Many outlets ran with this reasoning: Reuters reported that “Chipotle raises menu prices as employee costs increase,” and the New York Times cited “labor costs” as the reason for the spike. But this frames the updated menu costs as a sacrifice consumers will have to make so that the chain’s workers — whose employer makes tens of millions a year — can earn a living wage. In reality, Chipotle’s executives should have been paying their workers appropriately all along.
“Chipotle is a multibillion-dollar company with one of the highest-paid CEOs on the planet,” Kyle Bragg, President of a New York-based branch of the Service Employees International Union, told Jacobin in May. “But it still pays most of its workers across the country less than $15 an hour.”
Niccol’s salary has only continued to grow over time. In 2020, Niccol received the highest compensation he’s made since he took over the reins as CEO in 2018. Per Newsweek, he was paid $38 million — a sharp increase from the $14.8 million he would have made if not for the pandemic-related modifications Chipotle implemented. This means Niccol made 2,898 times more than the median Chipotle employee in 2020, and actually earned more money during the pandemic than he would have had it not happened. Other executives, including CFO Jack Hartung, CTO Curt Garner, and Chief Restaurant Officer Scott Boatwright, also received pay increases last year.
Employees, meanwhile, saw their salaries go down. Chipotle confirmed to Newsweek that the average worker took a pay decrease as a result of government-mandated shutdowns and COVID-19 safety measures. A representative clarified, though, that Chipotle workers still made more than their peers working for competitors. “Since all Chipotle restaurants are company-owned, our employee population and resulting pay ratio is higher compared to industry peers that operate under a franchise model,” the company said in a statement.
Like many other restaurant chains, Chipotle has faced criticism, lawsuits, and a sharp decrease in prospective employees for understaffing and underpaying its workers. On May 8, a photo of an unknown Chipotle location went viral on Twitter. “Ask our corporate offices why their employees are forced to work in borderline sweatshop conditions for 8+ hours without breaks,” read a sign taped to the restaurant’s door. “We are overworked, understaffed, underpaid, and underappreciated.” And while employees at Chipotle have been attempting to unionize for awhile, they’ve faced a lack of support.

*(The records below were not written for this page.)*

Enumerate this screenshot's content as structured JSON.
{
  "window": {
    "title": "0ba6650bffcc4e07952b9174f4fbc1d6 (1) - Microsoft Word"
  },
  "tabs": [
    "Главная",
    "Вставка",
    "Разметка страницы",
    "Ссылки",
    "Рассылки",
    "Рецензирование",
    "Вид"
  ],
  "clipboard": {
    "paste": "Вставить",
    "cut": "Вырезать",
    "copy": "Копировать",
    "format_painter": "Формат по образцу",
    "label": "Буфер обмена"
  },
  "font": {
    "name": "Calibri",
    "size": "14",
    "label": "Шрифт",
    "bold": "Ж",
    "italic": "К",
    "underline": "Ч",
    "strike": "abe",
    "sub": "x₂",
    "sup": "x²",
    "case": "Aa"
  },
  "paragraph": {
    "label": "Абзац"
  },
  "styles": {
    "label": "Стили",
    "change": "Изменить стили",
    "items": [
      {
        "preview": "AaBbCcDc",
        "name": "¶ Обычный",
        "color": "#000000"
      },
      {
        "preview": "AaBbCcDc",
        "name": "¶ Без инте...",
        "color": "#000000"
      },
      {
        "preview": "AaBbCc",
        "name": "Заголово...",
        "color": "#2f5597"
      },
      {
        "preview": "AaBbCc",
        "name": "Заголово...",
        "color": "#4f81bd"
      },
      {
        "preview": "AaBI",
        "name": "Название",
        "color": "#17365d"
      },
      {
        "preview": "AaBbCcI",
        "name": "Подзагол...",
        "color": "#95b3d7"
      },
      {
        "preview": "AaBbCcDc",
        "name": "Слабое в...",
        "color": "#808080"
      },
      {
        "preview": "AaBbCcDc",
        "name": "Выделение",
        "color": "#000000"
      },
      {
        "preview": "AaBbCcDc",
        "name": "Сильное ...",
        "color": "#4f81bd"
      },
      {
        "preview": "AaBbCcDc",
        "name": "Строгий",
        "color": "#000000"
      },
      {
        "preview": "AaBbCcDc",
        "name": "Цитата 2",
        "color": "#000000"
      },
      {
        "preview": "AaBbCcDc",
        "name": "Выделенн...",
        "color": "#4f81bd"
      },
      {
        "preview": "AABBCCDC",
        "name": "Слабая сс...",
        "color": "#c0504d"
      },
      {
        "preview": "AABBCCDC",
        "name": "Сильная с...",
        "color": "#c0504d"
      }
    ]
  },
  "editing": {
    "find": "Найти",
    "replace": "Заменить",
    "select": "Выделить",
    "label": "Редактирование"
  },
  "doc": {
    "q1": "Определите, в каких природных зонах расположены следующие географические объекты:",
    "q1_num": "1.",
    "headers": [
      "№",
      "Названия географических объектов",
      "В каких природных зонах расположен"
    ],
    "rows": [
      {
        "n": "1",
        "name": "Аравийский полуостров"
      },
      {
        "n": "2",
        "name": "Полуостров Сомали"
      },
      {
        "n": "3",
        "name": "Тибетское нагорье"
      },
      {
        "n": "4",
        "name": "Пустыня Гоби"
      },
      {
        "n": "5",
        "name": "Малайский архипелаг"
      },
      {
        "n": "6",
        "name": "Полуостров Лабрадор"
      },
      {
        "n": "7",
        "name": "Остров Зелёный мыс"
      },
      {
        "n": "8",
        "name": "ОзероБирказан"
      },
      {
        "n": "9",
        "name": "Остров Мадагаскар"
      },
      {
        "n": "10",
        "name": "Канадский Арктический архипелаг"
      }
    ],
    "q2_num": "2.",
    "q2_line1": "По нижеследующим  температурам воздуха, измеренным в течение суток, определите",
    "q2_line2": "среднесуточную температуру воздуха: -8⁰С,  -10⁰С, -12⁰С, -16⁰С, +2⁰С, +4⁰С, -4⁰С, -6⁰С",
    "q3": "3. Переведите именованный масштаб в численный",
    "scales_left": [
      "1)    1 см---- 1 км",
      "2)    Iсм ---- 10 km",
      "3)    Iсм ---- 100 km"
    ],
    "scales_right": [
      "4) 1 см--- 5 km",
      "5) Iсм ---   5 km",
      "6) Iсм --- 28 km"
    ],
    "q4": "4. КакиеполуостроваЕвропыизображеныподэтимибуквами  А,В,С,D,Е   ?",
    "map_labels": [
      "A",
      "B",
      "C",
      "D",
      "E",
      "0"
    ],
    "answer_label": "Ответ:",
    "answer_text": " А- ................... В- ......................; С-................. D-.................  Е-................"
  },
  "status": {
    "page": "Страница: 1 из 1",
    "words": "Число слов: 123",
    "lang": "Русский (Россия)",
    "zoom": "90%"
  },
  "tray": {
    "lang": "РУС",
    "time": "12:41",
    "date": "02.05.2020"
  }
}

The exploitation of fast food workers has been an ongoing problem across brands and across the country, but the pandemic showcased just how little companies value the employees working tireless days for under $15 an hour — the same employees often considered essential workers. As a result, fewer people are applying to work at fast food restaurants, and the workers already there are facing increased hours and a heavier workload as a result, reported Business Insider.
Make no mistake: This is why Chipotle finally decided to pay employees fairly. If anyone is to “blame” for the extra 50 cents or so your next Lifestyle Bowl may cost you, it’s not the workers, who should have been making more money years ago. It’s the executives, who underpaid them from the beginning, while their own wallets grew fatter.